A vegetação composta, em sua maioria, por arbustos e subarbustos herbáceos acumula em sua copa, de baixo porte, um calor de incubadeira: próprio para eclosão de ovos de aves de “arribação” ou avoantes. As macambiras, com suas folhas dotadas de espinhos afiados em ambas as arestas, se nos apresentavam como barreiras quase que intransponíveis, tais eram as dificuldades de se avançar apenas alguns passos na direção pretendida.
O solo arenoso ardia sob nossos pés. E à mossa volta formava-se um mormaço quente criado pelos efeitos da irradiação solar, responsável direta pelo calor que caracteriza a temperatura do Raso, durante o dia.
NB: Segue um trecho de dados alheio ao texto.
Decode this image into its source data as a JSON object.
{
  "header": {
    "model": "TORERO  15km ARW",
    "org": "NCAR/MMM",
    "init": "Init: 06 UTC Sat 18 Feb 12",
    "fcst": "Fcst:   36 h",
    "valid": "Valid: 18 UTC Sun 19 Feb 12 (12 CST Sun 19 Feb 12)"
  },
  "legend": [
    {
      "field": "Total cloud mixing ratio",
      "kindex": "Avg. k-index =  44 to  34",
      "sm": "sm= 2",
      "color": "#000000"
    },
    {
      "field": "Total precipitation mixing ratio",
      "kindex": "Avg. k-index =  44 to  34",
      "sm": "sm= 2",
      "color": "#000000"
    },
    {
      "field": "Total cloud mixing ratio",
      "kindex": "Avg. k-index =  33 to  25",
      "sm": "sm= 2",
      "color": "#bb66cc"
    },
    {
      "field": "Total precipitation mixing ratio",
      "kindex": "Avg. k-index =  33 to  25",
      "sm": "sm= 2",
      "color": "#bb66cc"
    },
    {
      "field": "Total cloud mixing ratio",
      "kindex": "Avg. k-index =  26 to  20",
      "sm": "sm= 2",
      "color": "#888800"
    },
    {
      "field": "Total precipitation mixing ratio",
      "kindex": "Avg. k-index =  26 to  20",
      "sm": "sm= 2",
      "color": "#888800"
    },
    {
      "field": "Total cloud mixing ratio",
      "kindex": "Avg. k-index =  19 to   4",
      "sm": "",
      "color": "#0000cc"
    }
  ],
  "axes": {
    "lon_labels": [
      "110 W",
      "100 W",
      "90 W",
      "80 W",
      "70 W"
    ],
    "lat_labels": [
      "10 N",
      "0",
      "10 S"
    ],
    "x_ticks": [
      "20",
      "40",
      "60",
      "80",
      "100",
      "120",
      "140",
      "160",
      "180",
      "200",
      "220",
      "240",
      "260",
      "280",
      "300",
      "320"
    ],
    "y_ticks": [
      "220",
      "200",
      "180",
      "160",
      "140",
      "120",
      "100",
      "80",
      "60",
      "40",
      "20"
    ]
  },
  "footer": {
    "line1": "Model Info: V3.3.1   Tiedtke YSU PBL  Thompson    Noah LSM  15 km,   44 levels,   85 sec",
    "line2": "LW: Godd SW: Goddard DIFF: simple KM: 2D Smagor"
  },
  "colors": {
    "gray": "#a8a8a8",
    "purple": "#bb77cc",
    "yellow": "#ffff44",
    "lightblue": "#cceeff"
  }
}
Apesar de todas as agruras e sofrimentos experimentados, uma esperança nos dava forças especiais para avançarmos. Pior, do que todo martírio que enfrentávamos, seria cair nas impiedosas mãos dos agentes federais e estaduais que haviam descoberto nossa pista, quando há seis dias passávamos por Jeremoabo, numa tentativa de iludir nossos perseguidores. O ardil não dera resultado e, prontamente, estávamos com os meganhas em nossos calcanhares, chefiados pelo truculento e sádico delegado conhecido por Yruelf, um torturador contumaz a serviço do imperialismo e das classes dominantes. Portanto, desta feita, a árdua penetração pelas veredas naturais do Raso da Catarina, tinha um sabor de passeio, malgrado a tensão nervosa a que estávamos submetidos.
Nossas provisões eram compostas apenas por sal e água, sendo esta última o elemento vital para quem ousa aventurar-se Raso a dentro; e, é provável que tenha sido esta tática que fez malograr os planos de captura elaborados pelos celerados de farda que nos perseguiam. O racionamento de água foi a primeira medida: água, apenas, para molhar a garganta e os lábios, nada de desperdícios. Para comer, nesse deserto, o cardápio é variado: tatu, teiú, preá, “calango”, aves de arribação e, vez por outra, um petisco de cascavel assada.
Com dificuldades avançamos na direção colimada. Já faz cinco dias que estamos embrenhados neste santuário dos sertões, e, de acordo com a nossa posição, com mais três dias de caminhada atingiremos o nosso ponto de apoio, localizado às margens do riacho do meio, pequeno afluente do Vaza Barris.
Agora é noite, a temperatura que inferniza o Raso, durante o dia, é no momento bastante fria. O solo perde calor com grande rapidez o que ajuda na contenção dos gastos com água. Nesse instante, certos de que despistamos Yruelf e seus comandados, preparamo-nos para comer, no jantar, um belo exemplar de cascavel: abatida à tardinha, quando atravessava, mansamente, a tortuosa trilha natural por onde passávamos. Enquanto nos posicionamos, em volta do fogo, para a primeira refeição do dia, nos assaltam a memória: lembranças vivas de Lampião e seus homens, os quais tantas vezes sentaram-se ao redor da fogueira, após dias e dias de marcha pelas veredas do Raso, fugindo daqueles que, respaldados na iniquidade de uma justiça vendida, eram, como Yruelf e seus asseclas, quem deveriam ser justiçados.
Texto publicado no Jornal Komunikando, Feira de Santana - Ano VIII, Nº 49, abril de 1987.
Obs: Devido aos resquícios da repressão, naquela época, os nomes de Acramal e Yruelf foram grafados de trás para frente.